Ich bin meinungsmüde. Jetzt ist es raus. Es gibt keinen Grund, mich dafür zu entschuldigen. Ich bin rechtschaffen meinungsmüde. Wenn die Leute sich schon wegen einer Straßenbahn (ja oder nein?) die Freundschaft kündigen, dann stimmt etwas nicht. Fundamental. …

Müde bin ich der Meinungen anderer Leute, die mir unablässig unter die Nase gehalten werden, auf dass ich sie annehme oder verwerfe. …

Müde bin ich auch der Zumutung, mir fortwährend eigene Meinungen bilden zu müssen. …

Meinungen dulden keine Meinungen mehr neben sich. Zugleich werden unsere Meinungen bei jeder Gelegenheit abgemolken. Essen, Urlaub, Sex, Literatur. Jede Frage ist eine Gretchenfrage. Es ist inzwischen fast unmöglich, zu einem beliebigen Sachverhalt keine Meinung aus dem Ärmel zu schütteln – die dann wiederum einer kritischen Bewertung unterzogen, beurteilt oder verurteilt wird.

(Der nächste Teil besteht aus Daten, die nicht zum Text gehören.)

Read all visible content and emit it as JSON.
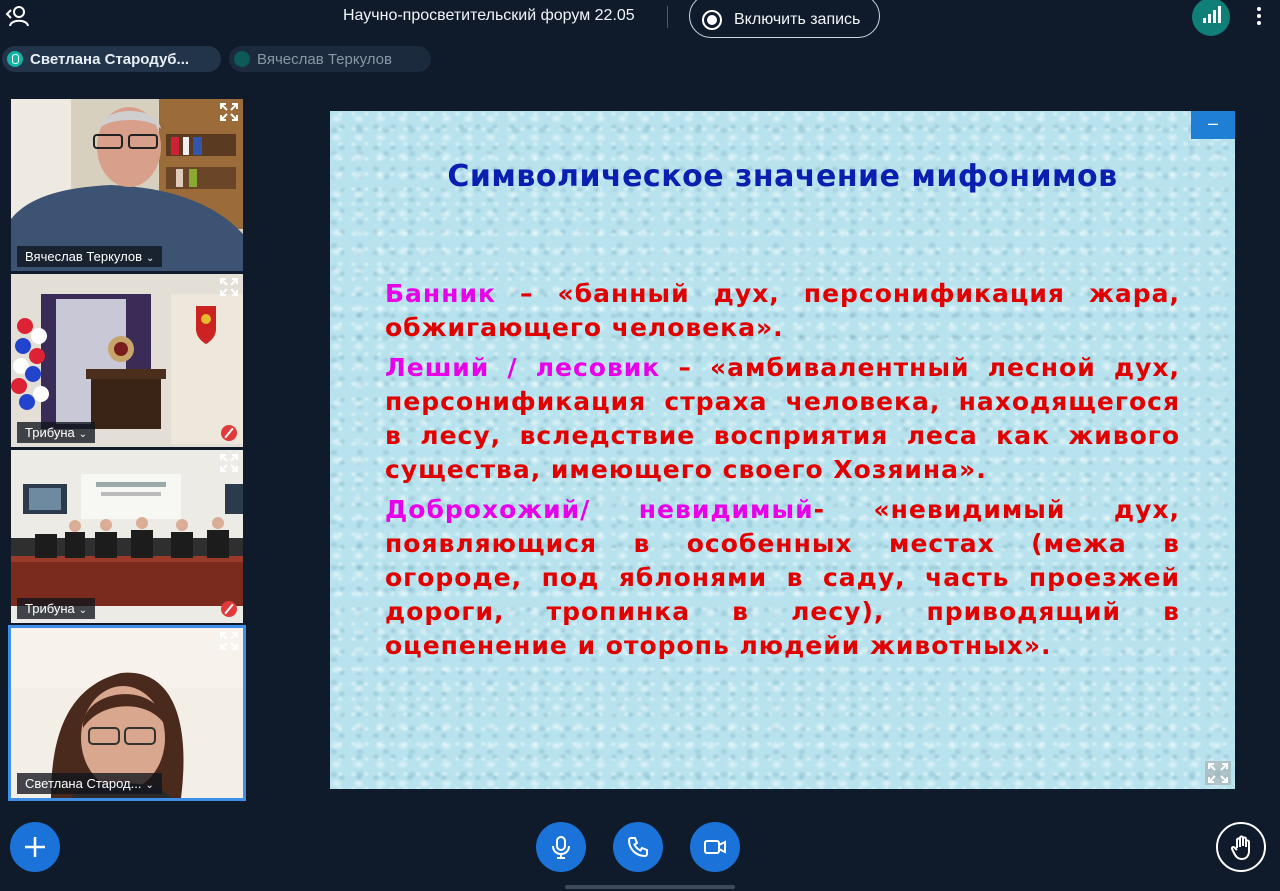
{
  "topbar": {
    "meeting_title": "Научно-просветительский форум 22.05",
    "record_label": "Включить запись",
    "icons": [
      "leave-icon",
      "record-icon",
      "signal-icon",
      "more-icon"
    ]
  },
  "speakers": [
    {
      "name": "Светлана Стародуб...",
      "active": true
    },
    {
      "name": "Вячеслав Теркулов",
      "active": false
    }
  ],
  "participants": [
    {
      "name": "Вячеслав Теркулов",
      "muted": false
    },
    {
      "name": "Трибуна",
      "muted": true
    },
    {
      "name": "Трибуна",
      "muted": true
    },
    {
      "name": "Светлана Старод...",
      "muted": false,
      "active": true
    }
  ],
  "slide": {
    "title": "Символическое значение мифонимов",
    "entries": [
      {
        "term": "Банник",
        "rest": " – «банный дух, персонификация жара, обжигающего человека»."
      },
      {
        "term": "Леший / лесовик",
        "rest": " – «амбивалентный лесной дух, персонификация страха человека, находящегося в лесу, вследствие восприятия леса как живого существа, имеющего своего Хозяина»."
      },
      {
        "term": "Доброхожий/ невидимый",
        "rest": "-  «невидимый дух, появляющися в особенных местах (межа в огороде, под яблонями в саду, часть проезжей дороги, тропинка в лесу), приводящий в оцепенение и оторопь людейи животных»."
      }
    ],
    "minimize_label": "–"
  },
  "controls": {
    "icons": [
      "add-icon",
      "microphone-icon",
      "phone-icon",
      "camera-icon",
      "raise-hand-icon"
    ]
  },
  "colors": {
    "background": "#0f1b2a",
    "accent": "#1b73d9",
    "slide_title": "#0a1fb0",
    "slide_text": "#e00000",
    "slide_term": "#e800e8"
  }
}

Wer einen Grund für gesellschaftliche Spaltungen oder Zersplitterungen sucht, der könnte hier fündig werden. In Gullivers Reisen entzündet sich der Krieg zwischen Liliput und Blefuscu an der Frage, ob das Ei am spitzen oder stumpfen Ende aufzuschlagen sei. Allzu weit sind wir von dieser Satire nicht entfernt.

Heute ist es nicht die Zudringlichkeit der Welt an sich, die uns unter Stress setzt. Es ist der allseitige Zwang, rund um die Uhr, sich eine Meinung zu ihr zu bilden. …

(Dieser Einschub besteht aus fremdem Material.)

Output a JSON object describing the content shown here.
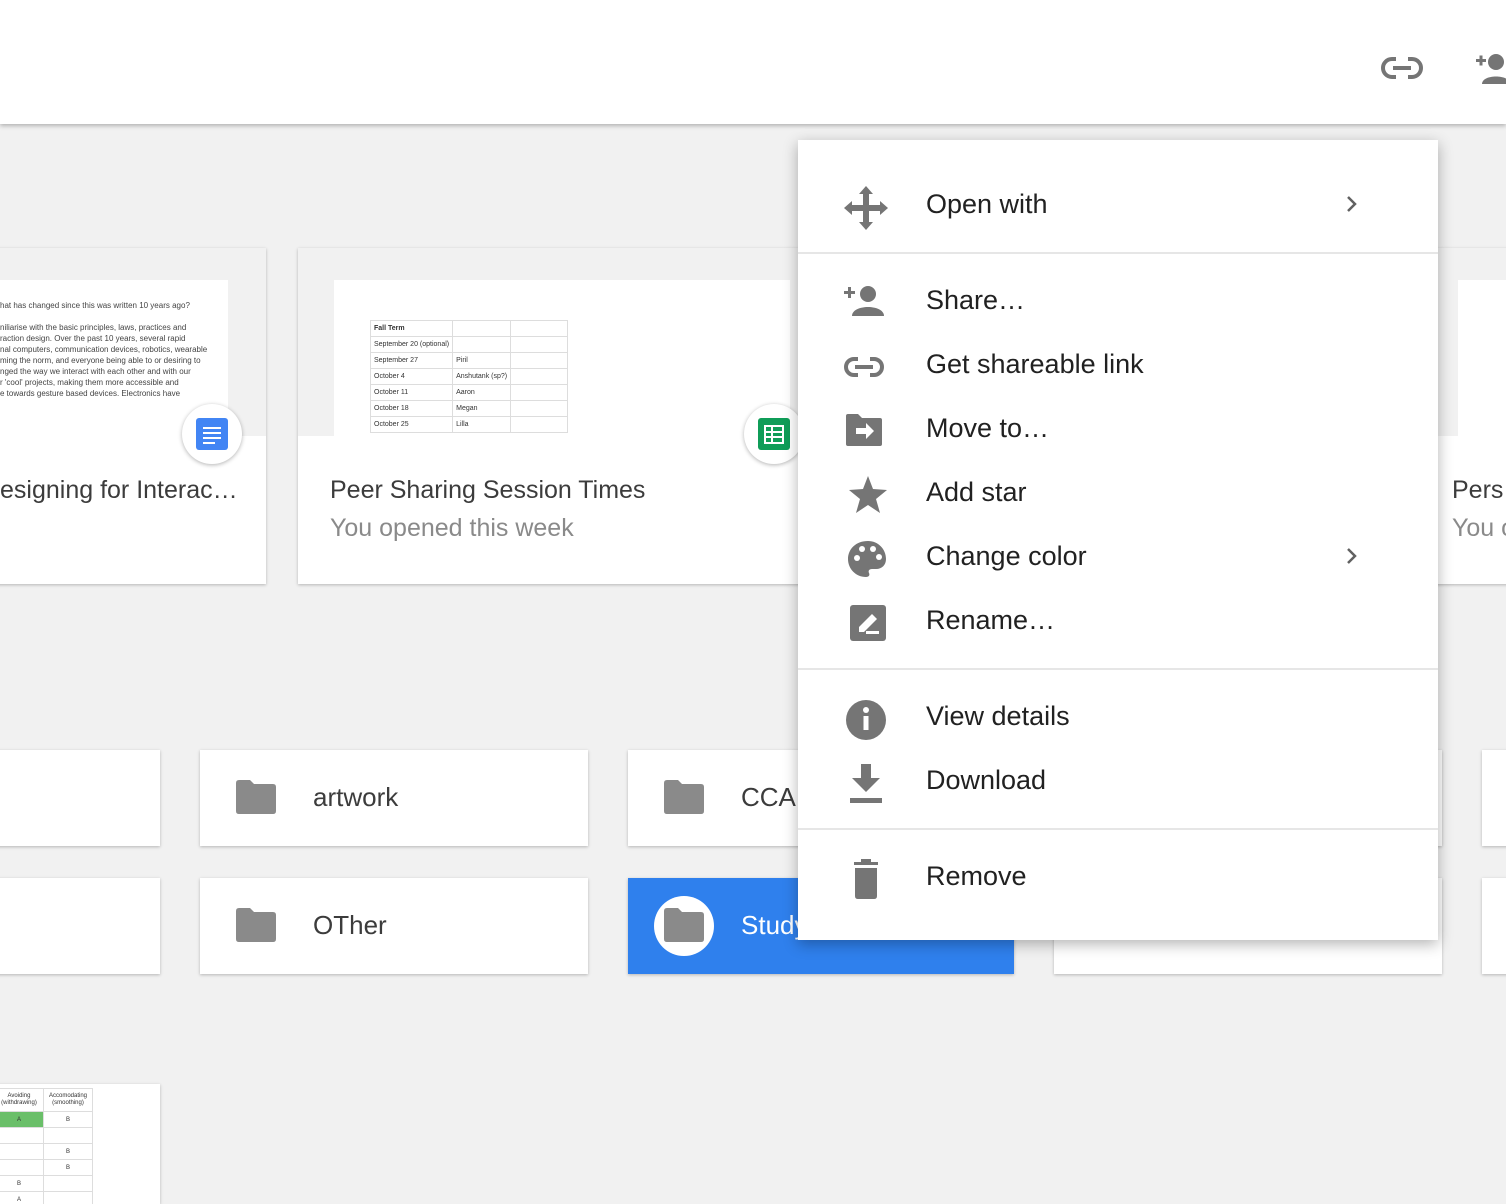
{
  "menu": {
    "open_with": "Open with",
    "share": "Share…",
    "get_link": "Get shareable link",
    "move_to": "Move to…",
    "add_star": "Add star",
    "change_color": "Change color",
    "rename": "Rename…",
    "view_details": "View details",
    "download": "Download",
    "remove": "Remove"
  },
  "quick_access": [
    {
      "title": "esigning for Interac…",
      "doc_lines": [
        "hat has changed since this was written 10 years ago?",
        "",
        "niliarise with the basic principles, laws, practices and",
        "raction design. Over the past 10 years, several rapid",
        "nal computers, communication devices, robotics, wearable",
        "ming the norm, and everyone being able to or desiring to",
        "nged the way we interact with each other and with our",
        "r 'cool' projects, making them more accessible and",
        "e towards gesture based devices. Electronics have"
      ]
    },
    {
      "title": "Peer Sharing Session Times",
      "subtitle": "You opened this week",
      "sheet_rows": [
        [
          "Fall Term",
          "",
          ""
        ],
        [
          "September 20  (optional)",
          "",
          ""
        ],
        [
          "September 27",
          "Piril",
          ""
        ],
        [
          "October 4",
          "Anshutank (sp?)",
          ""
        ],
        [
          "October 11",
          "Aaron",
          ""
        ],
        [
          "October 18",
          "Megan",
          ""
        ],
        [
          "October 25",
          "Lilla",
          ""
        ]
      ]
    },
    {
      "title": "Pers",
      "subtitle": "You o"
    }
  ],
  "folders": {
    "artwork": "artwork",
    "cca": "CCA",
    "other": "OTher",
    "study": "Study"
  },
  "bottom_sheet": {
    "headers": [
      "Avoiding (withdrawing)",
      "Accomodating (smoothing)"
    ],
    "rows": [
      [
        "A",
        "B"
      ],
      [
        "",
        ""
      ],
      [
        "",
        "B"
      ],
      [
        "",
        "B"
      ],
      [
        "B",
        ""
      ],
      [
        "A",
        ""
      ]
    ]
  },
  "colors": {
    "selected_folder": "#2f80ed",
    "docs_blue": "#4285f4",
    "sheets_green": "#0f9d58",
    "icon_grey": "#757575"
  }
}
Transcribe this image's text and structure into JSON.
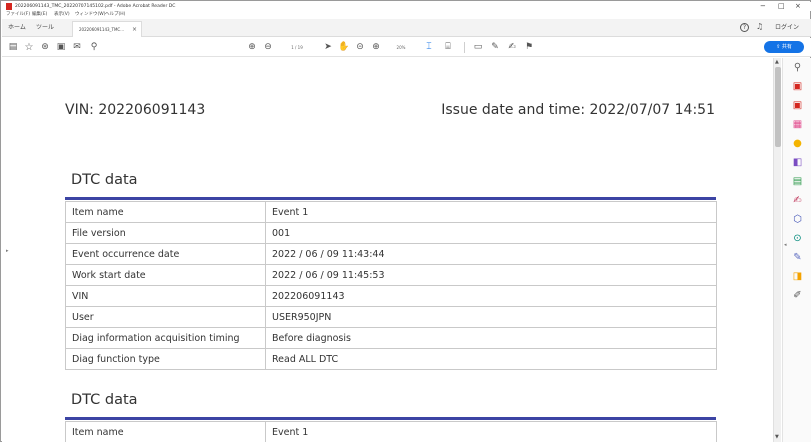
{
  "window": {
    "title": "202206091143_TMC_20220707145102.pdf - Adobe Acrobat Reader DC",
    "controls": {
      "minimize": "−",
      "restore": "□",
      "close": "×"
    }
  },
  "menubar": {
    "items": [
      "ファイル(F)",
      "編集(E)",
      "表示(V)",
      "ウィンドウ(W)",
      "ヘルプ(H)"
    ]
  },
  "tabbar": {
    "home": "ホーム",
    "tools": "ツール",
    "doc_tab_label": "202206091143_TMC...",
    "doc_tab_close": "×",
    "signin": "ログイン"
  },
  "toolbar": {
    "page_indicator": "1 / 19",
    "zoom": "20%",
    "share_label": "共有"
  },
  "document": {
    "vin_line": "VIN: 202206091143",
    "issue_line": "Issue date and time: 2022/07/07 14:51",
    "sections": [
      {
        "title": "DTC data",
        "rows": [
          {
            "key": "Item name",
            "value": "Event 1"
          },
          {
            "key": "File version",
            "value": "001"
          },
          {
            "key": "Event occurrence date",
            "value": "2022 / 06 / 09 11:43:44"
          },
          {
            "key": "Work start date",
            "value": "2022 / 06 / 09 11:45:53"
          },
          {
            "key": "VIN",
            "value": "202206091143"
          },
          {
            "key": "User",
            "value": "USER950JPN"
          },
          {
            "key": "Diag information acquisition timing",
            "value": "Before diagnosis"
          },
          {
            "key": "Diag function type",
            "value": "Read ALL DTC"
          }
        ]
      },
      {
        "title": "DTC data",
        "rows": [
          {
            "key": "Item name",
            "value": "Event 1"
          }
        ]
      }
    ]
  },
  "colors": {
    "accent_rule": "#3c44a4",
    "share_button": "#1473e6",
    "app_icon": "#d4261f"
  },
  "right_pane_icons": [
    "zoom-search-icon",
    "create-pdf-icon",
    "export-pdf-icon",
    "organize-pages-icon",
    "comment-icon",
    "combine-files-icon",
    "edit-pdf-icon",
    "fill-sign-icon",
    "protect-icon",
    "scan-icon",
    "more-tools-icon",
    "send-for-review-icon",
    "measure-icon"
  ]
}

[Die] spielerische Gelassenheit … [ist] verloren gegangen … Heute herrscht von links wie rechts ein übergriffiges Bescheidwissertum, ein resolutes ‘Ich meine, du auch meine – sonst blocke ich dich, entfreunde dich, schneide dir mit einem Küchenmesser die Kehle durch!’

Das ermüdet. …

Wer aber eine Haltung hat, der braucht im Prinzip überhaupt keine Meinungen. Er hat eine Haltung zur Welt, der er nicht fortwährend durch das Freilassen von Kampfhähnen beizukommen versuchen muss. Wer eine Haltung hat, ist durch abweichende Meinungen nicht zu kränken oder zu reizen. Ich meine, du deine.

Es könnte sogar sein, dass eine gut begründete Meinung ihn überzeugt. Was eine echte Haltung ist, das wäre dadurch nicht zu erschüttern.

Und manchmal ist es angebracht, eine Runde zu schlafen. Guten Gewissens. Unserer Gesundheit, aber auch jener der Gesellschaft zuliebe. … Meinungsfreiheit beinhaltet auch die Freiheit, einfach mal keine Meinung zu vertreten oder, umgekehrt, unerhebliche Meinungen … gar nicht erst zur Kenntnis zu nehmen. Hin und wieder haben wir Wichtigeres zu tun.”

aus: Arno Frank: Ich bin so meinungsmüde, taz futurzei, 08.12.20, im Internet.

Abb.: Nazjil Layin: Untitled, 2012, indoartnow, im Internet.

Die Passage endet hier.